よく見るためには
この曲がりくねった木々が織りなす森は、俺たちの行く手と視界をさえぎるものだ。
「ルシル、ピカトリス」
俺の呼びかけに二人が反応する。
「喫緊の課題としては、モココを見つけ出すことと、ラステンを探し出すこと。これに異論はないな?」
「そうね。ゼロの言う通り、これは早く片付けたいわ」
「モココは生きていたとしてかなり体力が削られているはず。早くピカトリスに治療させないとならない」
「ええ。それとラステンね」
「あいつは放っておけば次々と災厄を広めていく。この森の木々もやつのせいだろうからな」
「歪んだ木が?」
ルシルは曲がっている木の枝を手に取った。
「違うかピカトリス。これは黒の雨によるものだと思ったのだが」
「ゼロ君の推察が正しいわ。あたしもそう思うから。やったことはないけど」
「そう言いながら、興味津々のようだな」
「べ、別にそんな事はないわよ」
言葉とは裏腹に、ピカトリスは木の曲がっている部分を興味深そうに見ている。
「ともかくも、この状態はおかしい。そのためには一刻も早くモココとラステンを見つけなければ」
「でもさゼロ、今までずっと見つけられていなかったじゃない」
「まあな」
「どうするのよ」
「見てろよ」
俺は剣を抜いて魔力を溜めた。
超覚醒剣グラディエイトは魔力を帯びて淡い光を放つ。
「え、ゼロ……まさか」
ルシルの焦る顔をそのままにしておき、俺は魔力の方向性を形作る。
「曲がった木が邪魔をするのなら……木だけを……斬る!」
「木だけを!?」
「SSランクスキル発動、旋回横連斬! 動物は素通りするよう魔力の調整をかけて……周囲の木々だけを斬り割けっ!!」
俺が回転をしながら剣を振るうと、そこに発生した衝撃波が広がっていく。
衝撃波にぶつかる瞬間、狼のグレフルが目を閉じて身体をこわばらせた。
「安心しろグレフル。そんなへまはしないぞ」
俺を中心とした渦ができ、それが拡散していくが、ルシルやピカトリス、そしてグレフルにはまったく影響がない。
動物を素通りする魔力配分は難しかったが、生き物の状態に合わせて調整すればよく、それがうまくいった。

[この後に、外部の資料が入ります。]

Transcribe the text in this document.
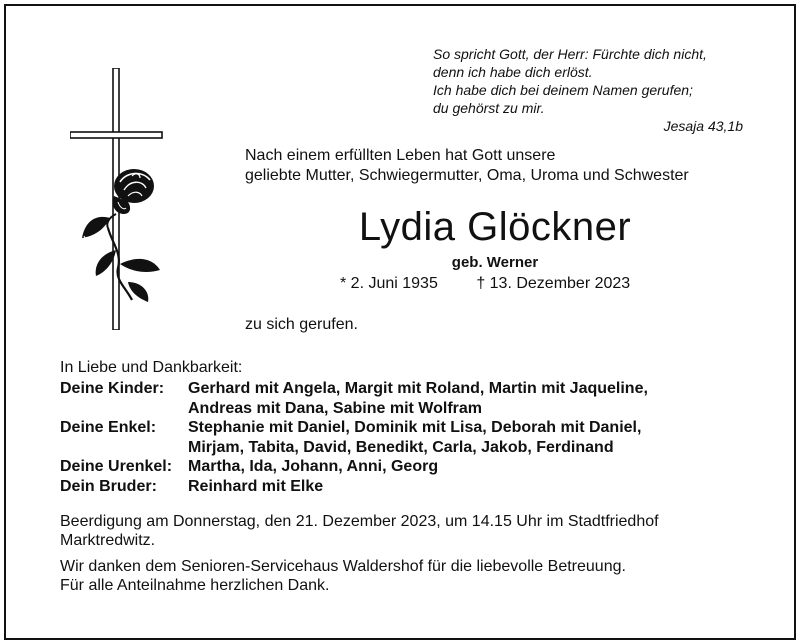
So spricht Gott, der Herr: Fürchte dich nicht,
denn ich habe dich erlöst.
Ich habe dich bei deinem Namen gerufen;
du gehörst zu mir.
Jesaja 43,1b
Nach einem erfüllten Leben hat Gott unsere
geliebte Mutter, Schwiegermutter, Oma, Uroma und Schwester
Lydia Glöckner
geb. Werner
* 2. Juni 1935 † 13. Dezember 2023
zu sich gerufen.
In Liebe und Dankbarkeit:
Deine Kinder:	Gerhard mit Angela, Margit mit Roland, Martin mit Jaqueline,
	Andreas mit Dana, Sabine mit Wolfram
Deine Enkel:	Stephanie mit Daniel, Dominik mit Lisa, Deborah mit Daniel,
	Mirjam, Tabita, David, Benedikt, Carla, Jakob, Ferdinand
Deine Urenkel:	Martha, Ida, Johann, Anni, Georg
Dein Bruder:	Reinhard mit Elke
Beerdigung am Donnerstag, den 21. Dezember 2023, um 14.15 Uhr im Stadtfriedhof
Marktredwitz.
Wir danken dem Senioren-Servicehaus Waldershof für die liebevolle Betreuung.
Für alle Anteilnahme herzlichen Dank.
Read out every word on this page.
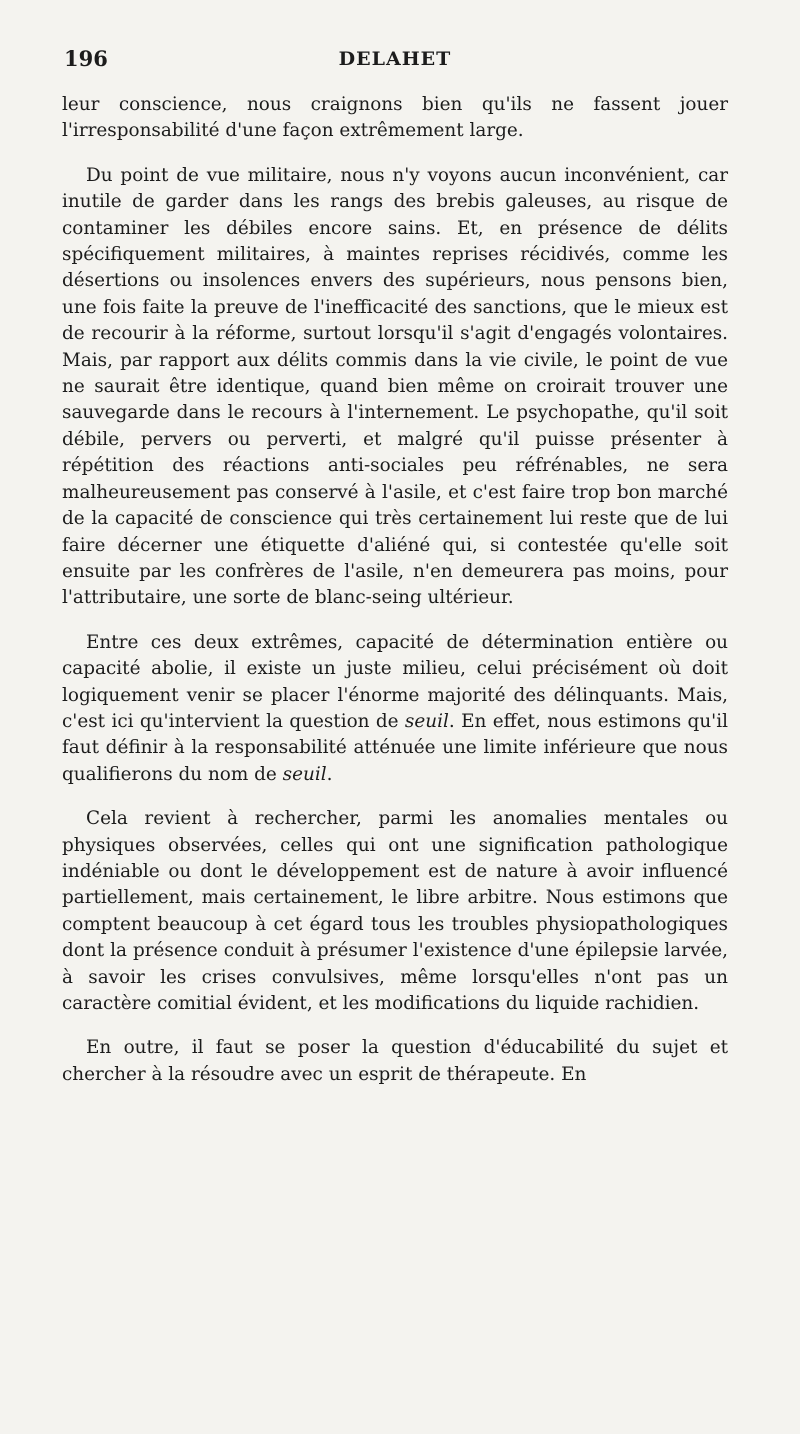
196	DELAHET

leur conscience, nous craignons bien qu'ils ne fassent jouer l'irresponsabilité d'une façon extrêmement large.

Du point de vue militaire, nous n'y voyons aucun inconvénient, car inutile de garder dans les rangs des brebis galeuses, au risque de contaminer les débiles encore sains. Et, en présence de délits spécifiquement militaires, à maintes reprises récidivés, comme les désertions ou insolences envers des supérieurs, nous pensons bien, une fois faite la preuve de l'inefficacité des sanctions, que le mieux est de recourir à la réforme, surtout lorsqu'il s'agit d'engagés volontaires. Mais, par rapport aux délits commis dans la vie civile, le point de vue ne saurait être identique, quand bien même on croirait trouver une sauvegarde dans le recours à l'internement. Le psychopathe, qu'il soit débile, pervers ou perverti, et malgré qu'il puisse présenter à répétition des réactions anti-sociales peu réfrénables, ne sera malheureusement pas conservé à l'asile, et c'est faire trop bon marché de la capacité de conscience qui très certainement lui reste que de lui faire décerner une étiquette d'aliéné qui, si contestée qu'elle soit ensuite par les confrères de l'asile, n'en demeurera pas moins, pour l'attributaire, une sorte de blanc-seing ultérieur.

Entre ces deux extrêmes, capacité de détermination entière ou capacité abolie, il existe un juste milieu, celui précisément où doit logiquement venir se placer l'énorme majorité des délinquants. Mais, c'est ici qu'intervient la question de seuil. En effet, nous estimons qu'il faut définir à la responsabilité atténuée une limite inférieure que nous qualifierons du nom de seuil.

Cela revient à rechercher, parmi les anomalies mentales ou physiques observées, celles qui ont une signification pathologique indéniable ou dont le développement est de nature à avoir influencé partiellement, mais certainement, le libre arbitre. Nous estimons que comptent beaucoup à cet égard tous les troubles physiopathologiques dont la présence conduit à présumer l'existence d'une épilepsie larvée, à savoir les crises convulsives, même lorsqu'elles n'ont pas un caractère comitial évident, et les modifications du liquide rachidien.

En outre, il faut se poser la question d'éducabilité du sujet et chercher à la résoudre avec un esprit de thérapeute. En
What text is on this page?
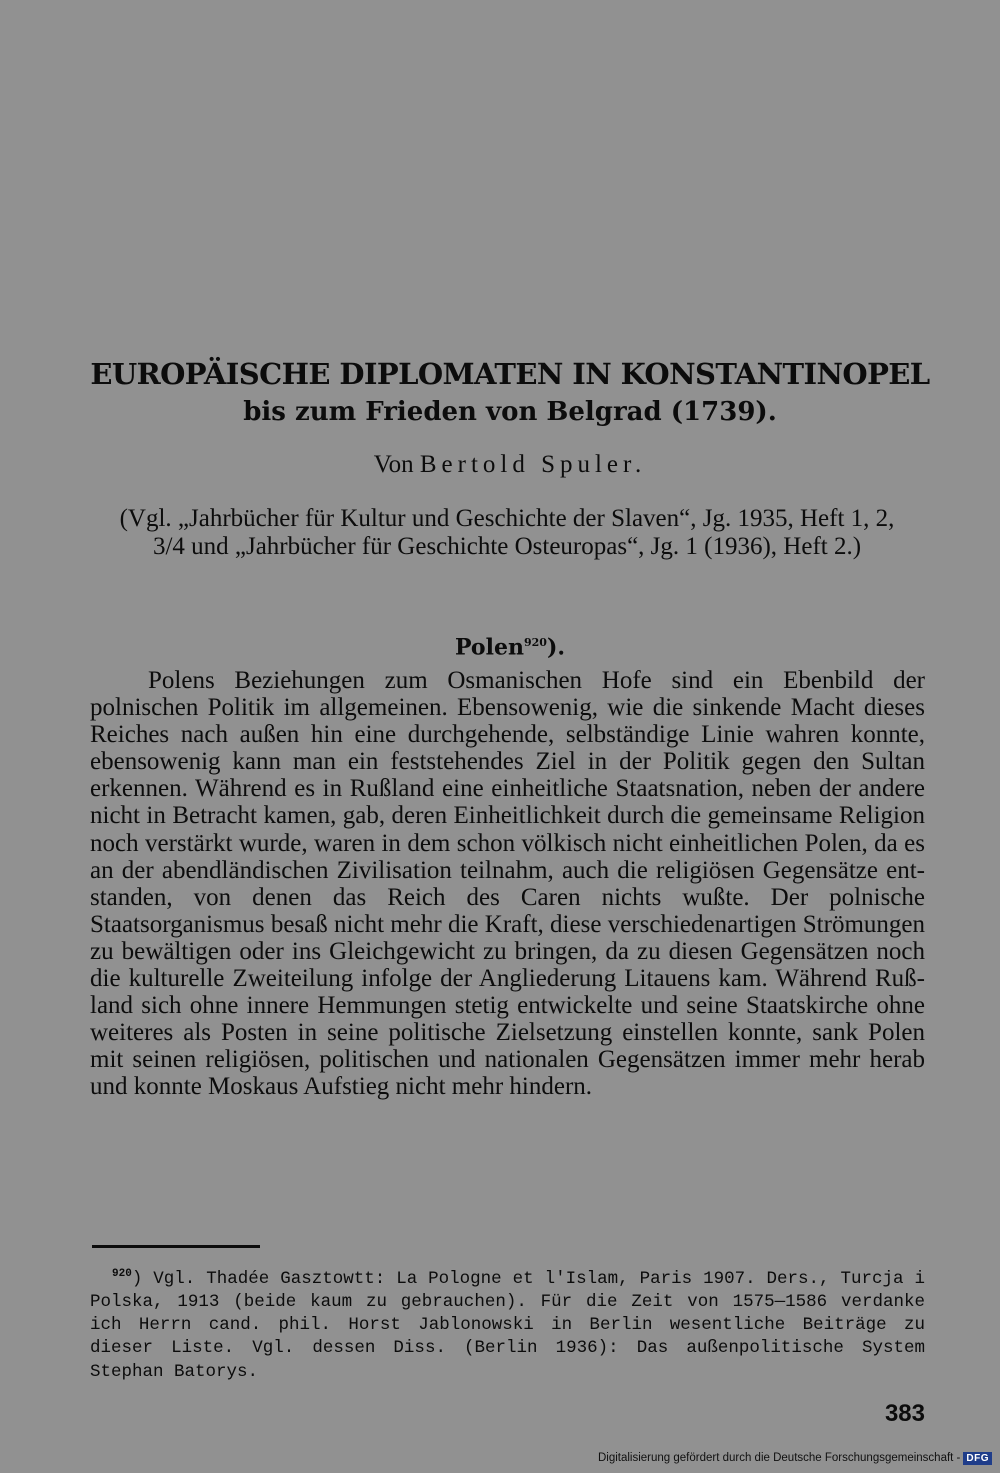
EUROPÄISCHE DIPLOMATEN IN KONSTANTINOPEL
bis zum Frieden von Belgrad (1739).
Von Bertold Spuler.
(Vgl. „Jahrbücher für Kultur und Geschichte der Slaven“, Jg. 1935, Heft 1, 2, 3/4 und „Jahrbücher für Geschichte Osteuropas“, Jg. 1 (1936), Heft 2.)
Polen$^{920}$).

Polens Beziehungen zum Osmanischen Hofe sind ein Ebenbild der polnischen Politik im allgemeinen. Ebensowenig, wie die sinkende Macht dieses Reiches nach außen hin eine durchgehende, selbständige Linie wahren konnte, ebensowenig kann man ein feststehendes Ziel in der Politik gegen den Sultan erkennen. Während es in Rußland eine einheitliche Staatsnation, neben der andere nicht in Betracht kamen, gab, deren Einheitlichkeit durch die gemeinsame Religion noch verstärkt wurde, waren in dem schon völkisch nicht einheitlichen Polen, da es an der abendländischen Zivilisation teilnahm, auch die religiösen Gegensätze entstanden, von denen das Reich des Caren nichts wußte. Der polnische Staatsorganismus besaß nicht mehr die Kraft, diese verschiedenartigen Strömungen zu bewältigen oder ins Gleichgewicht zu bringen, da zu diesen Gegensätzen noch die kulturelle Zweiteilung infolge der Angliederung Litauens kam. Während Rußland sich ohne innere Hemmungen stetig entwickelte und seine Staatskirche ohne weiteres als Posten in seine politische Zielsetzung einstellen konnte, sank Polen mit seinen religiösen, politischen und nationalen Gegensätzen immer mehr herab und konnte Moskaus Aufstieg nicht mehr hindern.

$^{920}$) Vgl. Thadée Gasztowtt: La Pologne et l'Islam, Paris 1907. Ders., Turcja i Polska, 1913 (beide kaum zu gebrauchen). Für die Zeit von 1575—1586 verdanke ich Herrn cand. phil. Horst Jablonowski in Berlin wesentliche Beiträge zu dieser Liste. Vgl. dessen Diss. (Berlin 1936): Das außenpolitische System Stephan Batorys.

383
Digitalisierung gefördert durch die Deutsche Forschungsgemeinschaft - DFG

「ゼロの魔力調整は流石ね。木だけを伐っていくなんて」
ルシルの言葉に合わせたかのように、一斉に周辺の木々が吹き飛んで倒れる。
「歪んでしまった木は木材としても使い道が難しい。薪や炭にして使うとしようか」
一応伐採した木は使うとして、邪魔な木がなくなったことで視界が一気に開けた。
「ゼロ! いたよ!」
ルシルは思念を飛ばして反応したところを指さす。
「見つけたか!」
ルシルが示す方向には、弱り切っている子羊が足を震わせて立っていた。
子羊は俺が放った衝撃波の影響は当然受けていない。
「モココ!!」
俺は子羊に向かって走り出す。後を付いてくるようにルシルたちも追ってくる。
「ピ……ピィ……」
甲高い鳴き声で俺を見る子羊。
俺が毛並みを揃えてしまったため、肩や足の一部分だけモコモコしている状態だ。
「この刈り具合、やはりモココだな」
子羊は俺の腕の中に収まって、鼻を俺にこすりつける。
「そうだとすると……」
子羊が見ていた先、そこには砕け散った灰が集まって人の形を造り始めた。
「動物じゃないから、ゼロの衝撃波で斬られちゃったのね」
ルシルが言うように、俺の魔力調整した攻撃がラステンには効いたようだ。
「ゼロ君の計算通り、って事かしら。あたしとしては動物……生き物扱いされない人造人間っていうのも残念だけど」
「そう言うなよピカトリス。お陰で簡単に見つけられた」
「まあいいわ」
空気中に舞っていた灰が集まってラステンになった。
「こんなところまで追ってくるとは、創造主様含めて面倒な奴らだな」
ラステンは俺たちを見下すような表情で眺めている。
「なっ、ちょっ! ラステン!!」
ピカトリスも流石にいらだちを表に出す。
「ボクだってただの人形じゃないって事を、創造主様にも教えてあげますよ!!」
ラステンは両手を挙げて黒い雲を作りだした。
「また氷の箱に閉じ込めてやろうか?」
俺は右手を突き出してスキルの発動を準備する。
「できるのか? ボクはさっきまでのボクじゃないんだよ?」
ラステンの不敵な笑みが鼻持ちならない。
「ほう、それがはったりじゃないことを証明するんだな」
俺は抱きかかえている子羊をルシルに託し、今一度ラステンに向き合う。